Contractors in our practical Midwest have been doing “best practices” for ages. By and large our contractors now that their reputations are key to their survival, and they have done what’s best for the client and the house. As technology and building science have progressed, most builders adopt these new products and practices, although they want to see them time-tested first to be sure they will benefit their customers and their construction methods. No one wants an issue or a call back, and all builders want to be the customer’s builder-for-life.

Codes also come along for many issues, so if a builder hasn’t already switched his methods or products, code compliance is also another avenue for forcing change. most of the time these codes make sense, Controversies do arise, and time proves these out.

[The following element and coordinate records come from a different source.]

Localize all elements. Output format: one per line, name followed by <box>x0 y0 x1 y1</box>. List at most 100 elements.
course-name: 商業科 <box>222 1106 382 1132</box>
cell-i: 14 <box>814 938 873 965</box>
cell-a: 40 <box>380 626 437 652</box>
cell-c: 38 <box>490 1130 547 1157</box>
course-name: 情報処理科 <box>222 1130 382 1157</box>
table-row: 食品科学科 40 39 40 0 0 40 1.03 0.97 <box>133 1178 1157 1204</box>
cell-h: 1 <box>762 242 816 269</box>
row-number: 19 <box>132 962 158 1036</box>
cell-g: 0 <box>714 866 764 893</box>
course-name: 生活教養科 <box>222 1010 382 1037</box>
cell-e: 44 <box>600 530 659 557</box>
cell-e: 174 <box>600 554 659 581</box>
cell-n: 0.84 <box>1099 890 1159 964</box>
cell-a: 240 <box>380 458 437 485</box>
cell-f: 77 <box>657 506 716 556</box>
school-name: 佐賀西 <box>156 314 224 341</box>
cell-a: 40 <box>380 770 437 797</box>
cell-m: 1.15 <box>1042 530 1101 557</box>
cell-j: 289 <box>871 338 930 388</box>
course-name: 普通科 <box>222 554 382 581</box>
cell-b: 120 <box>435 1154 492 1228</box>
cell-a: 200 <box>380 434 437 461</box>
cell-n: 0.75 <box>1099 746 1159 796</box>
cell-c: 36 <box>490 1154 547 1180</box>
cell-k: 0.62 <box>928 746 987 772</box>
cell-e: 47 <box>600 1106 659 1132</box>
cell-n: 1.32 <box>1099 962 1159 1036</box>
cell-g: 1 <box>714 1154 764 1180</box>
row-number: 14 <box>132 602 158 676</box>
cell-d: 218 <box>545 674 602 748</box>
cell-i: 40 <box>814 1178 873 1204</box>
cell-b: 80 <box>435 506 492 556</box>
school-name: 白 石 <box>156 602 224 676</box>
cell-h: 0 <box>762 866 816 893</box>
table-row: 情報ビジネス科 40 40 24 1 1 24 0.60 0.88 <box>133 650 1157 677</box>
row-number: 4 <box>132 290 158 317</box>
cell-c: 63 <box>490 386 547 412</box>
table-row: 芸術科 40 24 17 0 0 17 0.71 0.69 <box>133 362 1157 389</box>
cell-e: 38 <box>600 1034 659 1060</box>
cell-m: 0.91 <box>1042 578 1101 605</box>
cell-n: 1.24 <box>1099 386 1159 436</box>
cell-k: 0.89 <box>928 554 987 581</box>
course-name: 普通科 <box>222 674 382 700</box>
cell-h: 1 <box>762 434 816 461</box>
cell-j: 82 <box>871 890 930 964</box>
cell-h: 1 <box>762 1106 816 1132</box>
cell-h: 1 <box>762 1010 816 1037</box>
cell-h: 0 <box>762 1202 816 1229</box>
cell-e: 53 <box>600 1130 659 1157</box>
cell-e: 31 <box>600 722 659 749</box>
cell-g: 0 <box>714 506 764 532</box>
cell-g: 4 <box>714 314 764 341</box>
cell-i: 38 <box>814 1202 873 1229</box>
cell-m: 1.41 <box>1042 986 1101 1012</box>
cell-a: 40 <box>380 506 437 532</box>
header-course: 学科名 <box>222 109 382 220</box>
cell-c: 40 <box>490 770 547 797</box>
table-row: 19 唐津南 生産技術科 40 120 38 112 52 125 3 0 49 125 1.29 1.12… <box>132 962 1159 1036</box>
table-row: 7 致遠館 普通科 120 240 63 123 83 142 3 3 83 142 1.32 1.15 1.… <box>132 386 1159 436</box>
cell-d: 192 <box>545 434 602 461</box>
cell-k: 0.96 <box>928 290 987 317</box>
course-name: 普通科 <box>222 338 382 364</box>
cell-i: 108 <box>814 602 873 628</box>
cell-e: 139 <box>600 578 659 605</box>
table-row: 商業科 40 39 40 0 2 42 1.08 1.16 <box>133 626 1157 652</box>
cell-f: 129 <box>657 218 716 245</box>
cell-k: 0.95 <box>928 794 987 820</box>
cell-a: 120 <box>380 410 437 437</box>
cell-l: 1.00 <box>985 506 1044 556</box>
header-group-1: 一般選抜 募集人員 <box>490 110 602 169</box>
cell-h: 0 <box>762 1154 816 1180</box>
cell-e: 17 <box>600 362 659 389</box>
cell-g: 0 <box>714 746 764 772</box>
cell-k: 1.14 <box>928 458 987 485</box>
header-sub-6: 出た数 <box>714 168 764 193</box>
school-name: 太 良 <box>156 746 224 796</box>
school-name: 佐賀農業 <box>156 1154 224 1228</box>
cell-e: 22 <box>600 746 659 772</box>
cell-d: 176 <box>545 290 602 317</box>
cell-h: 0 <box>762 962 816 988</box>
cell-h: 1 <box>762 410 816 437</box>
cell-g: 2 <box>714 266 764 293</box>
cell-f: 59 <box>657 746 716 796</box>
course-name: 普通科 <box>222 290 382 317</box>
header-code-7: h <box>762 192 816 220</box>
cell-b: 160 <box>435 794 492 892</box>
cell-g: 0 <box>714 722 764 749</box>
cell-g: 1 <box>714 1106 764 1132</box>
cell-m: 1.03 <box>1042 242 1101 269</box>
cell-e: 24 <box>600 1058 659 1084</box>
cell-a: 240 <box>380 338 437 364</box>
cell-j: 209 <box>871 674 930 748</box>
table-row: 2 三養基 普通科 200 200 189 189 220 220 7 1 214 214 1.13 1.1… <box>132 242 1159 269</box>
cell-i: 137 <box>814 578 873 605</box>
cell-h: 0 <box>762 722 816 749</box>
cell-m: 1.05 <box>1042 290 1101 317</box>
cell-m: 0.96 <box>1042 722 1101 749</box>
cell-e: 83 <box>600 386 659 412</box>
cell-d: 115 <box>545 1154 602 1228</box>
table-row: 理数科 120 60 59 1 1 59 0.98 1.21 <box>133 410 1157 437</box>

Recycled Glass Countertop Courtesy http://www.eos-surfaces.com

Recycled Glass Countertop Courtesy http://www.eos-surfaces.com

Better use of recycled materials in new products, reducing construction waste, making a tighter home, heating and cooling in a more efficient way and using less energy are the new mainstays of this movement. Most if not all of these concepts are here to stay, for they will save money in the long run for the builder and the customer.

We are in an era now where all sides of the green world are converging. New products, new building science and technology, government policies, local and federal codes and contractors are all focused on better buildings for a better tomorrow. It is an exciting time, but we Midwesterners are in familiar territory. We have long lived in a green world, just with a different name: practicality and stewardship.